Chief Economist and Investment Strategist MAMI Katarina Setiawan mengatakan reksa dana berdenominasi dolar AS ini cocok bagi klien atau investor yang memang memiliki dana dalam bentuk greenback dan memiliki kebutuhan dalam mata uang tersebut.
“Misalnya bagi nasabah yang ingin menyekolahkan anaknya di luar negeri beberapa tahun lagi, sangat tepat sekarang mau masuk dan mendiversifikasi investasinya di reksa dana USD,” tutur Katarina dalam sesi daring belum lama ini.
Dia menuturkan, potensi reksa dana berdenominasi dolar AS masih sangat tinggi apalagi melihat tren pemulihan ekonomi global yang mulai menunjukkan sinyal positif di berbagai kawasan.
“Potensi reksa dana USD masih sangat tinggi tergantung dari tujuan investasinya di kawasan mana, sektor unggulannya apa dan perusahaannya apa. Jadi prospeknya masih sangat cerah,” tambahnya.
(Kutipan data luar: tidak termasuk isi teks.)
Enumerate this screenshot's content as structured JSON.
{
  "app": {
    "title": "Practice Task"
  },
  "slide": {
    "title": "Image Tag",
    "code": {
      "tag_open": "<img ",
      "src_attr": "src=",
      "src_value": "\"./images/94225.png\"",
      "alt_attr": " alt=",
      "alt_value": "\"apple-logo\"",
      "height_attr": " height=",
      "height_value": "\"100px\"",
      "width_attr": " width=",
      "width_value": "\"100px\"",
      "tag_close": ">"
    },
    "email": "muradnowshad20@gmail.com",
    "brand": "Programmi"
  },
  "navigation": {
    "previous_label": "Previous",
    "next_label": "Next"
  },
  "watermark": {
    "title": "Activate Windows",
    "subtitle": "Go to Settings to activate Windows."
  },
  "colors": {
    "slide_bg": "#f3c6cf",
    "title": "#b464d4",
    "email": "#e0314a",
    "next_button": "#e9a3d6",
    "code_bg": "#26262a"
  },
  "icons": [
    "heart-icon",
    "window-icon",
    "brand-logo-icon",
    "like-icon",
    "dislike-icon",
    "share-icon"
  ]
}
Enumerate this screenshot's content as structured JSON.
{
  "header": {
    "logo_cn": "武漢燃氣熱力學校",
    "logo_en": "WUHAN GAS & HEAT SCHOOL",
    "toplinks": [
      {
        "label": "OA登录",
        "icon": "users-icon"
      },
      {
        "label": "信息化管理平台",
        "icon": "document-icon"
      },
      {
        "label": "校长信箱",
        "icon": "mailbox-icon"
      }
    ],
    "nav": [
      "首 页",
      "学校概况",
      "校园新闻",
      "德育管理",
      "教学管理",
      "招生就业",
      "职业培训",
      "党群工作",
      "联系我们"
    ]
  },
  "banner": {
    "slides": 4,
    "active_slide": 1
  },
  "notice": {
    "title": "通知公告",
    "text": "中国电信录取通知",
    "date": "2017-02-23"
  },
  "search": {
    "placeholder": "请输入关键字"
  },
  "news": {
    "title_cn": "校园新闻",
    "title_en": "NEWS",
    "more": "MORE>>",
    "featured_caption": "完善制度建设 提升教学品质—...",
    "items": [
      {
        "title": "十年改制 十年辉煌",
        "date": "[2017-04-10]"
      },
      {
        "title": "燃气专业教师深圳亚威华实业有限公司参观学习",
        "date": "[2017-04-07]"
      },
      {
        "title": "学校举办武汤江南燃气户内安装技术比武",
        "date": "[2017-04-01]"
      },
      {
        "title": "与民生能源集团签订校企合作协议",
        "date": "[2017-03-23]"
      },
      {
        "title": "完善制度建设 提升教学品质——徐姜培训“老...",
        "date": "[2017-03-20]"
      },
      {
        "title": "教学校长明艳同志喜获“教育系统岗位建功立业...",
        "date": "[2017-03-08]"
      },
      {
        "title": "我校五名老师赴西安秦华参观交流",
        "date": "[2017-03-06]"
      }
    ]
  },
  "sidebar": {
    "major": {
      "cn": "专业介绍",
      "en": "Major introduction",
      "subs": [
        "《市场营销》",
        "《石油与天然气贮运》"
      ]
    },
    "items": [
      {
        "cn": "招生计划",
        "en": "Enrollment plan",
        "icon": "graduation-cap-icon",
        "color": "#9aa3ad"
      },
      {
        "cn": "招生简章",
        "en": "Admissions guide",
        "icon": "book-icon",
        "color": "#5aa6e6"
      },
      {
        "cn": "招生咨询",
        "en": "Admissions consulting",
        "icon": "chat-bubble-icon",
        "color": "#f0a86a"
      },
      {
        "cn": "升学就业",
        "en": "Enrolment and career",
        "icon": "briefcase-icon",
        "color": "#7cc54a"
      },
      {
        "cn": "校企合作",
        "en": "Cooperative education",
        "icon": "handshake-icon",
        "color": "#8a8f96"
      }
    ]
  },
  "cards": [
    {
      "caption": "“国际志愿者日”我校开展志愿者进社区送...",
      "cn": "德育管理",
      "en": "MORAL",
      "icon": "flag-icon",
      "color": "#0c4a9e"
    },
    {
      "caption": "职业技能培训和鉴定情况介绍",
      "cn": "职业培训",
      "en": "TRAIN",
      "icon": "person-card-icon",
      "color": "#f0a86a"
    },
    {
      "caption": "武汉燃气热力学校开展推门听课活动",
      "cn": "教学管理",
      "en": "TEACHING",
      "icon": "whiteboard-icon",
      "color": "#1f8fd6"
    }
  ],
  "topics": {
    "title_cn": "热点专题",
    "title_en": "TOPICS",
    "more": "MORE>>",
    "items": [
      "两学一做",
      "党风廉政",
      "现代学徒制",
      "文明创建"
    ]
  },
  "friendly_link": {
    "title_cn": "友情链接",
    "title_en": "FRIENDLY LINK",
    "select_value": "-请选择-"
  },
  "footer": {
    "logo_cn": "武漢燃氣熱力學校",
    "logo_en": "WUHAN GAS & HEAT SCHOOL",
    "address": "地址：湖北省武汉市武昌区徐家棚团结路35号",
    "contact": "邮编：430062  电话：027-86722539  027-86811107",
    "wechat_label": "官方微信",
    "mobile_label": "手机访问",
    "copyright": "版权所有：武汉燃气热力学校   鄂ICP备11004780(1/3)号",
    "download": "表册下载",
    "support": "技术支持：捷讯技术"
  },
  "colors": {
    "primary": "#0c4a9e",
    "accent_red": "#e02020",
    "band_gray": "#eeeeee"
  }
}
Adapun, bagi nasabah yang saat ini memiliki dana dalam bentuk rupiah dan tertarik untuk berinvestasi di aset off shore, Katarina menilai pilihan reksa dana dolar masih prospektif karena nilai tukar dolar dan rupiah tahun ini diperkirakan stabil.
Baca Juga
“Untuk investor domestik kalau mau mempetimbangkan ini dolar mau kemana, proyeksi kita di akhir tahun rentangnya Rp13.800-Rp14.500, kurang lebih di range sekarang ini, jadi sangat bisa untuk diversifikasi,” paparnya.
Terpisah, Direktur Riset dan Kepala Investasi Alternatif Bahana TCW Investment Management Soni Wibowo juga mengatakan pada dasarnya reksa dana dolar menjadi pilihan bagi investor yang memang memiliki dan membutuhkan dana dalam bentuk dolar.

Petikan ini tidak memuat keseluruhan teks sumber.